Divide long descriptions

Description

By decomposing long descriptions into new resources that can be represented with shorter labels or lexical entities, one can facilitate their future translation to other languages.

Context

Resources with very long descriptions are usually a symptom that the knowledge base structure (i.e. vocabulary or ontology) is not sufficiently developed. In general, it is good to foresee to associate short labels with resources. This way, a model where resources have long descriptions can be further decomposed into small pieces with shorter descriptions or labels.

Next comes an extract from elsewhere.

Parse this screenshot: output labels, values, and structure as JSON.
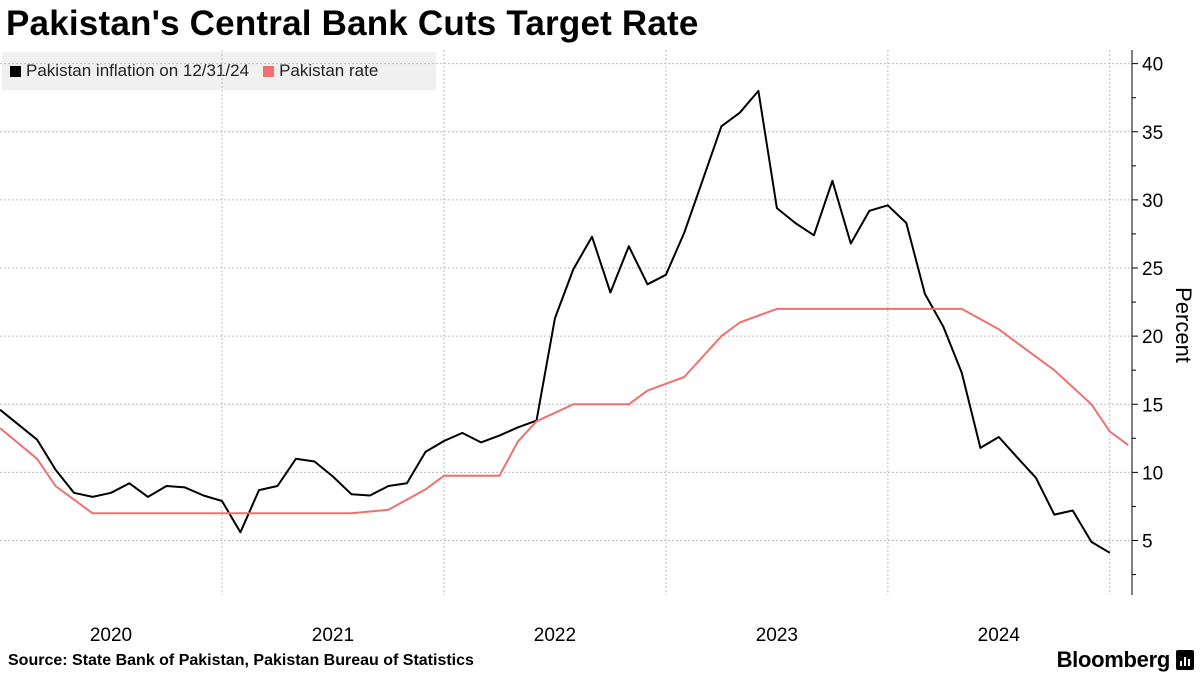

Multilingual applications with more fine grained textual information can be better localized and adapted to other languages.

Example

In order to declare that Juan is a professor from the University of León, one can assert:

:juan :jobtitle 
  "Professor at the University of León"@en .

 
However, the description can be decomposed in two components: the title (Professor) and the University (University of León).

:juan :position :professor .
:juan :workPlace :unileón .

:professor rdfs:label "Professor"@en .
:uniLeón rdfs:label "University of León"@en . 

In this way, a multilingual application can recognize the different components and create a better user experience.

Discussion

Decomposing the resources of a dataset to more fine grained atoms can make the dataset more user-friendly.

Applications can generate more readable information to the end user, especially when they are localized.

However, this pattern increases the complexity of the model. It is necessary to find a good balance between verbose models with fine-grained resources and lighter models with a fewer resources and longer descriptions.

See also

This pattern is related to Link not label} pattern where the authors describe situations in which it is better to use resources instead of labels.